KUNINGAN – Selasa, 30 Juni 2026
WARTAJABAR – Proton FC Kuningan memastikan langkah ke Grand Final Championship Round Pro Futsal League 2 Indonesia setelah menundukkan KLN Elite Jakarta dengan skor 3-1. Kemenangan yang diraih di GOR Bung Karno, Sukoharjo, itu menjadi bukti konsistensi tim asal Kabupaten Kuningan dalam perburuan gelar juara musim 2026.
Sejak pertandingan dimulai, Proton FC langsung mengambil inisiatif serangan dengan menguasai jalannya laga. Permainan agresif yang diperagakan anak asuh pelatih Proton FC membuat KLN Elite lebih banyak bertahan menghadapi tekanan yang terus dibangun.
Keunggulan Proton FC tercipta saat laga baru berjalan 2 menit 40 detik. Gol pembuka dicetak oleh M. Dafa Erlangga yang sukses memanfaatkan peluang di depan gawang lawan. Gol cepat tersebut semakin meningkatkan kepercayaan diri Proton FC untuk mengendalikan tempo permainan.
Dominasi tim berjuluk Proton FC terus berlanjut sepanjang babak pertama. Berbagai peluang berhasil diciptakan melalui kombinasi permainan yang rapi. Menjelang turun minum, M. Aldi Ramadan menggandakan keunggulan setelah memaksimalkan peluang di depan gawang. Skor 2-0 bertahan hingga jeda pertandingan.
Memasuki babak kedua, Proton FC kembali tampil menekan. Baru sekitar 30 detik setelah kick-off babak kedua, Reza Rizky Yana mencetak gol ketiga yang membawa Proton FC unggul 3-0.
KLN Elite Jakarta berusaha bangkit setelah tertinggal tiga gol. Tekanan demi tekanan akhirnya membuahkan hasil melalui gol yang dicetak Andika sehingga skor berubah menjadi 3-1.
Meski demikian, Proton FC tetap mampu menjaga ritme permainan hingga peluit panjang dibunyikan. Pertahanan yang disiplin dan permainan kolektif yang solid membuat wakil Kabupaten Kuningan itu mempertahankan keunggulan sekaligus mengamankan tiket menuju Grand Final Pro Futsal League 2 Indonesia.

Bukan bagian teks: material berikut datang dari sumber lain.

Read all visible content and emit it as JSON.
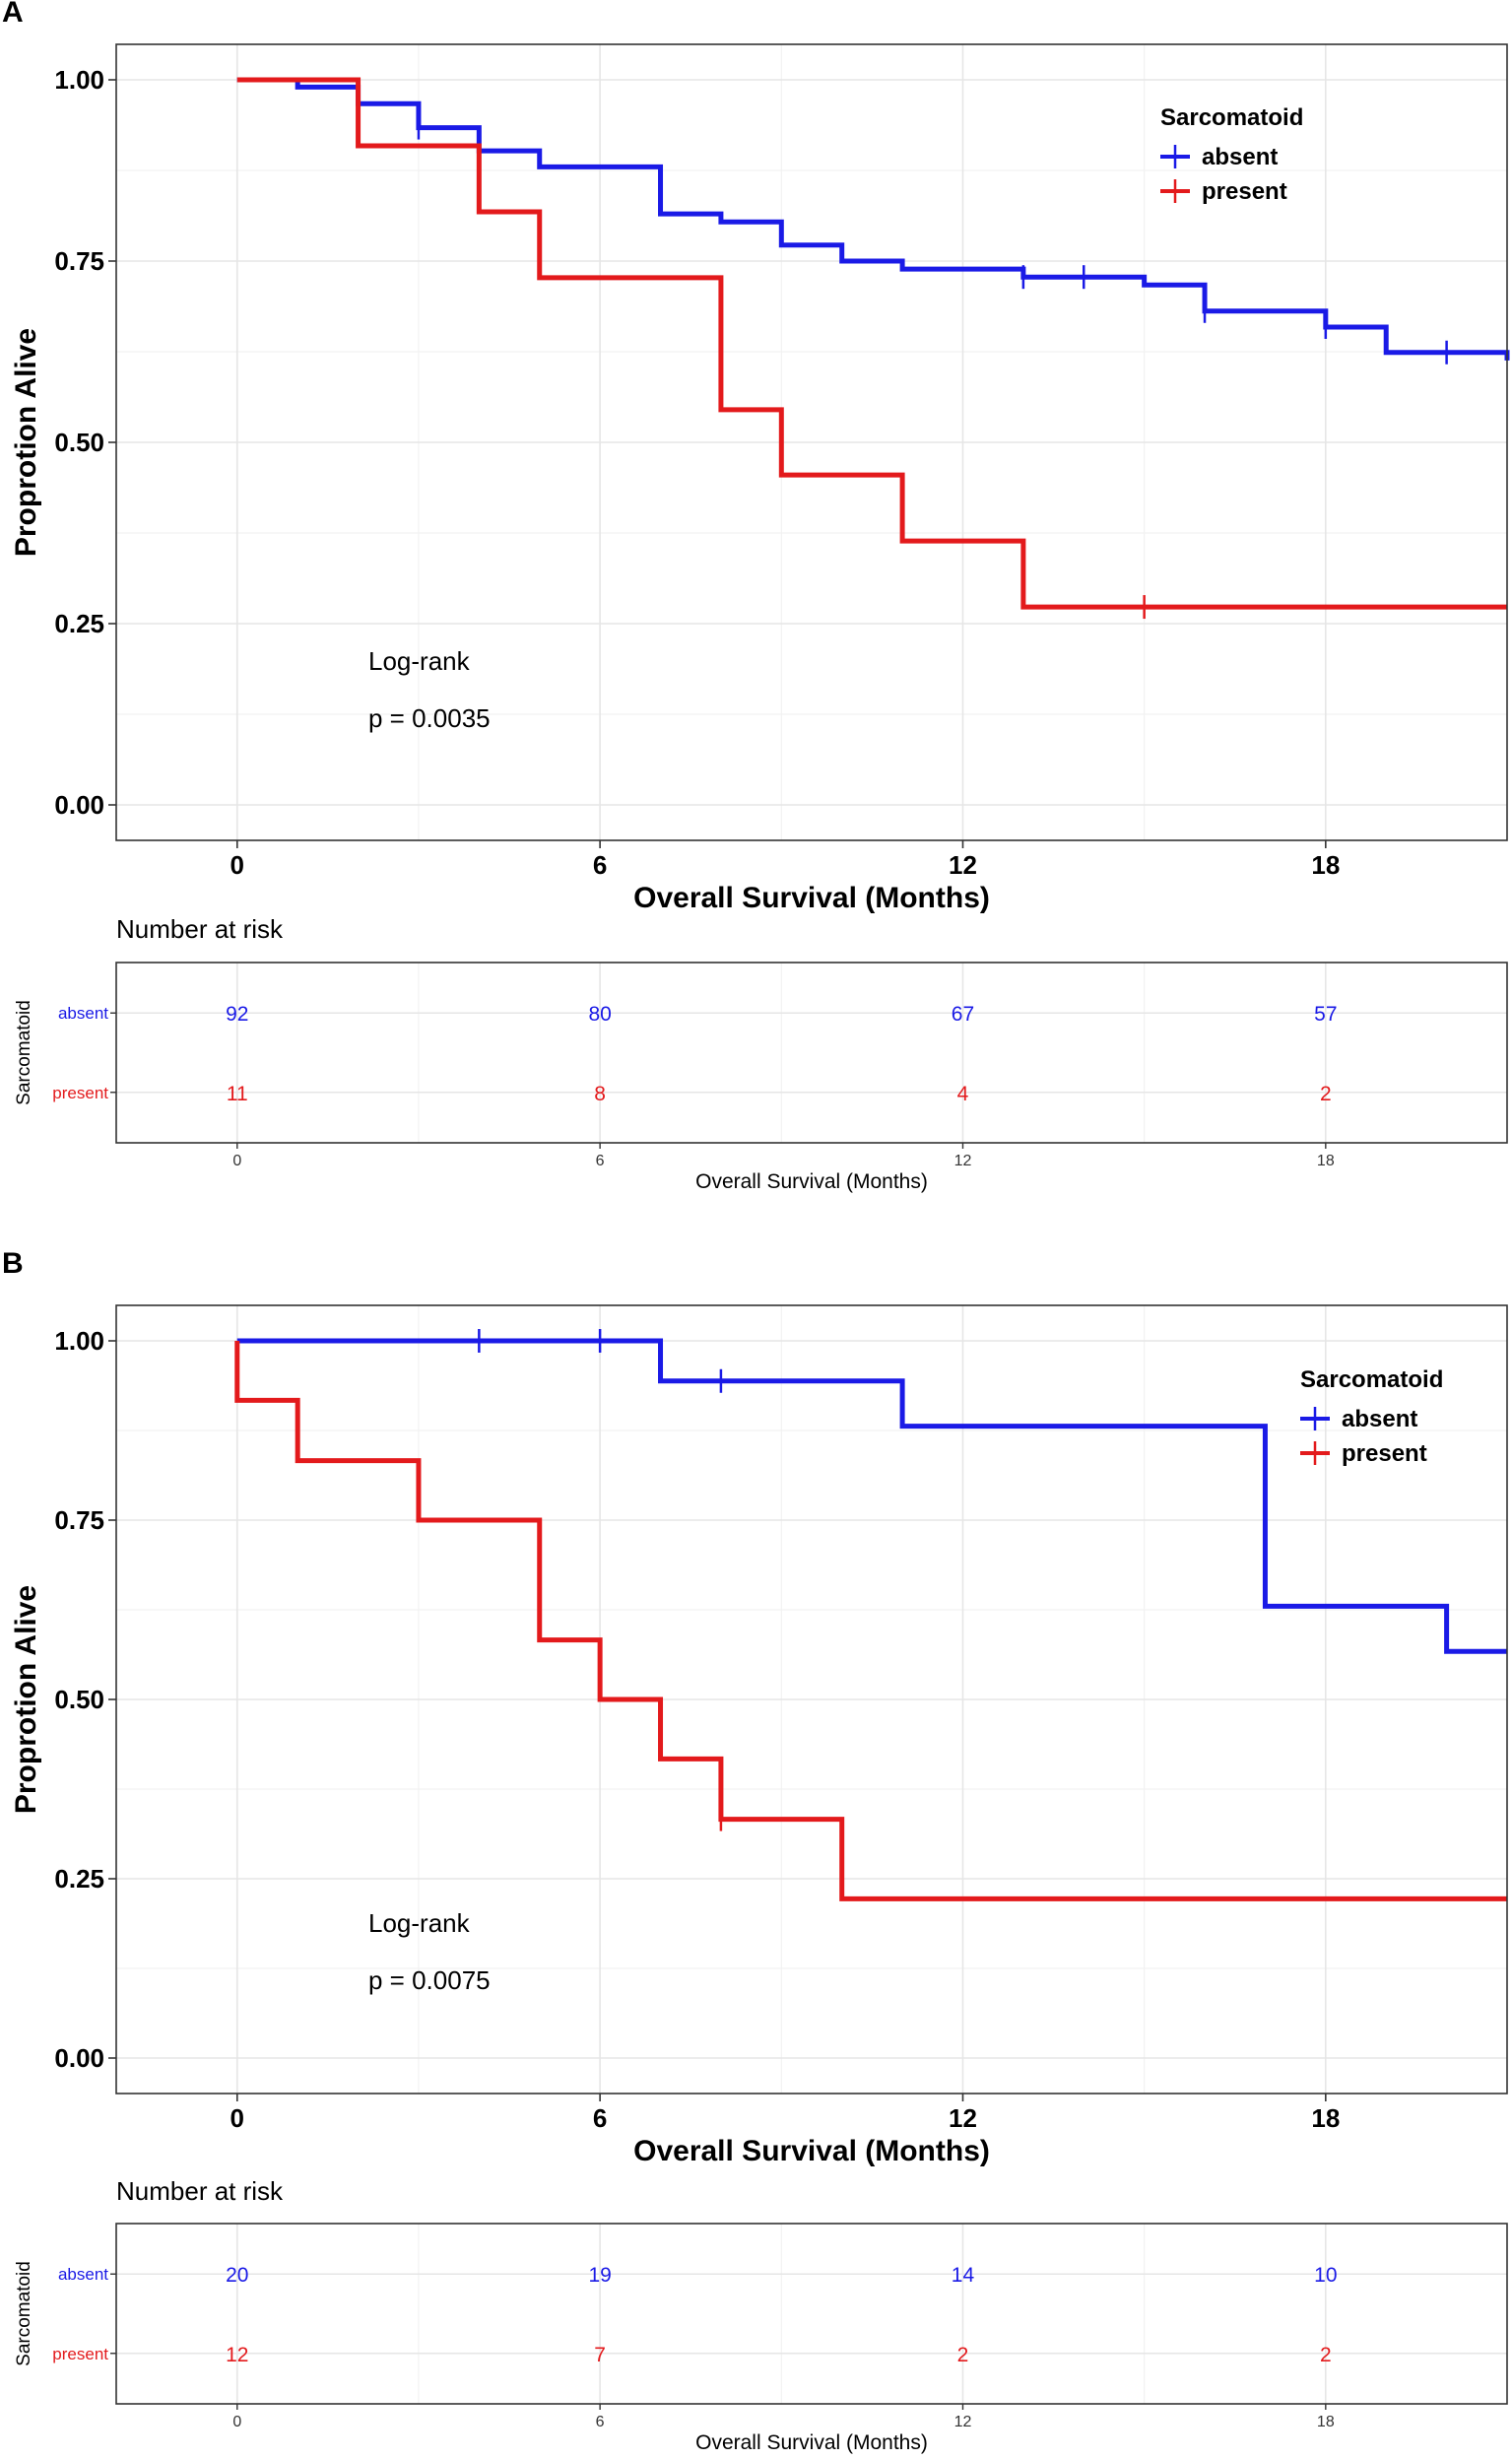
{
  "chart_data": [
    {
      "type": "line",
      "panel": "A",
      "title": "",
      "xlabel": "Overall Survival (Months)",
      "ylabel": "Proprotion Alive",
      "xlim": [
        -2,
        21
      ],
      "ylim": [
        0,
        1
      ],
      "xticks": [
        0,
        6,
        12,
        18
      ],
      "yticks": [
        0,
        0.25,
        0.5,
        0.75,
        1.0
      ],
      "ytick_labels": [
        "0.00",
        "0.25",
        "0.50",
        "0.75",
        "1.00"
      ],
      "grid": true,
      "legend": {
        "title": "Sarcomatoid",
        "position": "top-right",
        "entries": [
          "absent",
          "present"
        ]
      },
      "annotation": {
        "line1": "Log-rank",
        "line2": "p = 0.0035"
      },
      "series": [
        {
          "name": "absent",
          "color": "#1a1ae6",
          "x": [
            0,
            1,
            2,
            3,
            4,
            5,
            7,
            8,
            9,
            10,
            11,
            13,
            15,
            16,
            18,
            19,
            21
          ],
          "y": [
            1.0,
            0.99,
            0.967,
            0.934,
            0.902,
            0.88,
            0.815,
            0.804,
            0.772,
            0.75,
            0.739,
            0.728,
            0.717,
            0.681,
            0.659,
            0.624,
            0.613
          ],
          "censor_x": [
            3,
            13,
            14,
            16,
            18,
            20
          ]
        },
        {
          "name": "present",
          "color": "#e31a1c",
          "x": [
            0,
            2,
            4,
            5,
            8,
            9,
            11,
            13,
            21
          ],
          "y": [
            1.0,
            0.909,
            0.818,
            0.727,
            0.545,
            0.455,
            0.364,
            0.273,
            0.273
          ],
          "censor_x": [
            15
          ]
        }
      ],
      "risk_table": {
        "title": "Number at risk",
        "ylabel": "Sarcomatoid",
        "xlabel": "Overall Survival (Months)",
        "times": [
          0,
          6,
          12,
          18
        ],
        "time_labels": [
          "0",
          "6",
          "12",
          "18"
        ],
        "rows": [
          {
            "group": "absent",
            "counts": [
              "92",
              "80",
              "67",
              "57"
            ]
          },
          {
            "group": "present",
            "counts": [
              "11",
              "8",
              "4",
              "2"
            ]
          }
        ]
      }
    },
    {
      "type": "line",
      "panel": "B",
      "title": "",
      "xlabel": "Overall Survival (Months)",
      "ylabel": "Proprotion Alive",
      "xlim": [
        -2,
        21
      ],
      "ylim": [
        0,
        1
      ],
      "xticks": [
        0,
        6,
        12,
        18
      ],
      "yticks": [
        0,
        0.25,
        0.5,
        0.75,
        1.0
      ],
      "ytick_labels": [
        "0.00",
        "0.25",
        "0.50",
        "0.75",
        "1.00"
      ],
      "grid": true,
      "legend": {
        "title": "Sarcomatoid",
        "position": "top-right",
        "entries": [
          "absent",
          "present"
        ]
      },
      "annotation": {
        "line1": "Log-rank",
        "line2": "p = 0.0075"
      },
      "series": [
        {
          "name": "absent",
          "color": "#1a1ae6",
          "x": [
            0,
            7,
            11,
            17,
            20,
            21
          ],
          "y": [
            1.0,
            0.944,
            0.881,
            0.63,
            0.567,
            0.567
          ],
          "censor_x": [
            4,
            6,
            8
          ]
        },
        {
          "name": "present",
          "color": "#e31a1c",
          "x": [
            0,
            1,
            3,
            5,
            6,
            7,
            8,
            10,
            21
          ],
          "y": [
            0.917,
            0.833,
            0.75,
            0.583,
            0.5,
            0.417,
            0.333,
            0.222,
            0.222
          ],
          "start_y": 1.0,
          "censor_x": [
            8
          ]
        }
      ],
      "risk_table": {
        "title": "Number at risk",
        "ylabel": "Sarcomatoid",
        "xlabel": "Overall Survival (Months)",
        "times": [
          0,
          6,
          12,
          18
        ],
        "time_labels": [
          "0",
          "6",
          "12",
          "18"
        ],
        "rows": [
          {
            "group": "absent",
            "counts": [
              "20",
              "19",
              "14",
              "10"
            ]
          },
          {
            "group": "present",
            "counts": [
              "12",
              "7",
              "2",
              "2"
            ]
          }
        ]
      }
    }
  ]
}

Manajer Proton FC, Dani Iskandar, menyampaikan apresiasi kepada seluruh pemain, tim pelatih, dan ofisial atas kerja keras yang telah ditunjukkan sepanjang kompetisi hingga berhasil membawa tim melangkah ke partai puncak.
Sementara itu, Head Coach Proton FC, Rio Pangestu Marasabessy, mengingatkan para pemain agar tidak cepat berpuas diri. Menurutnya, tantangan terbesar justru akan dihadapi pada laga final sehingga seluruh pemain harus tetap fokus dan menjaga konsistensi permainan.
Di sisi lain, manajemen Proton FC mengajak masyarakat Kabupaten Kuningan dan Jawa Barat untuk terus memberikan doa serta dukungan kepada tim. Dukungan dari suporter diyakini menjadi motivasi tambahan bagi para pemain dalam perjuangan meraih gelar juara.
Presiden Proton FC, Thony Indra Gunawan, berharap semangat dan doa masyarakat terus mengiringi langkah tim hingga pertandingan final.
“Perjuangan kami belum selesai. Mohon doa dan dukungan dari seluruh masyarakat Kuningan dan Jawa Barat agar Proton FC bisa memberikan hasil terbaik dan mengharumkan nama daerah di ajang Pro Futsal League 2 Indonesia,” ujar Thony.
Keberhasilan menembus Grand Final menjadi pencapaian membanggakan bagi Proton FC sekaligus masyarakat Kabupaten Kuningan. Prestasi tersebut menunjukkan bahwa klub futsal asal daerah mampu bersaing di tingkat nasional dan terus menunjukkan perkembangan yang positif dalam kompetisi profesional.